The costs of LS-SAB and LC-SAB do not differ much. However, clinicians in the USA tend to use LS more often than LC, despite several compelling reports [41,46,49,51,58,59]. Most strikingly, Battle et al. [41] from Scotland compared the so-called “prozone effect” on LS- and LC-SABs, and documented that the “prozone effect” was specific for LS-SAB and not observed with LC-SAB. A recent report [58] comparing the FCXMs of sera that are reactive against HLA OCs, with sera that are reactive against only HLA CCs, showed that the sera reacting strongly with LS-SAB, but not with LC-SAB, gave negative T- and B-cell FCXMs. In contrast, the sera that reacted strongly with LC-SAB, but poorly with LS-SAB, exhibited positive FCXMs. The detection of Abs directed against HLA OCs in LS-SAB assays may lead to an inappropriate listing of unacceptable antigens and pre- or post-transplant desensitization procedures. Susal et al. [15] and Michel et al. [49] have emphasized that such HLA antibodies on OC-coated (β2-microglobulin-free HLA) SAB can lead to “dire consequences,” namely, “inappropriate assignment of unacceptable antigens during transplant listing and possibly inaccurate identification of DSA post-transplant.”

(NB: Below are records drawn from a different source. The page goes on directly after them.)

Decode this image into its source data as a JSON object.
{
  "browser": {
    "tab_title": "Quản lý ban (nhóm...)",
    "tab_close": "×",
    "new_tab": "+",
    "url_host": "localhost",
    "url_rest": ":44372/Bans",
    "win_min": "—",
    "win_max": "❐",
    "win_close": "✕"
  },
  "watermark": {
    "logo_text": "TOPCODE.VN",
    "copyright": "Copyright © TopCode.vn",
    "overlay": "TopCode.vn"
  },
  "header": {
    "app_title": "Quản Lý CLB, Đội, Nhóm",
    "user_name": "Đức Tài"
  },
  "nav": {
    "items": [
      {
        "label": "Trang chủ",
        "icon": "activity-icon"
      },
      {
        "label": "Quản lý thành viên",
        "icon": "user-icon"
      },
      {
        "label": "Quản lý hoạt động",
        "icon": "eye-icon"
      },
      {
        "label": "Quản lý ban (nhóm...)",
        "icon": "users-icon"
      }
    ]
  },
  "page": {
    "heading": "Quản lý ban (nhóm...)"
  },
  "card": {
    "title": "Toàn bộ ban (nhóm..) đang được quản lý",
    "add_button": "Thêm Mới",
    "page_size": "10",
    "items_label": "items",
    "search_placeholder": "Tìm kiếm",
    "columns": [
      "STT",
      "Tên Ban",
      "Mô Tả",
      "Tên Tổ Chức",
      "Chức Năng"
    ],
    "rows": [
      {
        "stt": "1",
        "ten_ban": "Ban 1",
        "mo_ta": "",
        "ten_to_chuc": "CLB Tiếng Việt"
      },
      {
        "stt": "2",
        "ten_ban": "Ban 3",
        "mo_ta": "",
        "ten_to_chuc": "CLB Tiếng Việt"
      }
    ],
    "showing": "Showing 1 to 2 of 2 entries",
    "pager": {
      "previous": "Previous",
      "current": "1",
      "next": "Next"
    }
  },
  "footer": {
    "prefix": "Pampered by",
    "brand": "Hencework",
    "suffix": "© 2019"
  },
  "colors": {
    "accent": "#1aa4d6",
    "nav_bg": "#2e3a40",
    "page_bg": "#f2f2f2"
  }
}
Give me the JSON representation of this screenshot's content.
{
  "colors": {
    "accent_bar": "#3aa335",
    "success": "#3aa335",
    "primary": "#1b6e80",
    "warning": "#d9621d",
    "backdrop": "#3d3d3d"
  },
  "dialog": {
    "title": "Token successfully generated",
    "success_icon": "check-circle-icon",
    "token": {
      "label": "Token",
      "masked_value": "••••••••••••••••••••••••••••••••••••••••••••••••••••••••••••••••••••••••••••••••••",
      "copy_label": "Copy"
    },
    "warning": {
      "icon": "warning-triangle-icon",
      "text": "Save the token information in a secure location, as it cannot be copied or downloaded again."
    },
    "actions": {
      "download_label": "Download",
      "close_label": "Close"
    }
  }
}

In conclusion, we recommend LC-SAB for monitoring HLA antibodies for end-stage organ disease patients, both before and after transplantation. The sensitivity of detection can be much improved with FcMonoIgG. In the interest of avoiding the “dire consequences” stated above, and to eliminate the “prozone effect” once and for all, the vendors should seriously consider manufacturing the HLA-I SAB to be negative for mAb TFL-006, and HLA-II SAB to be non-reactive to mAb FJ5109. The inclusion of FcMonoIgG with the vendors’ kits would provide extraordinary service and be cost-worthy for the patients.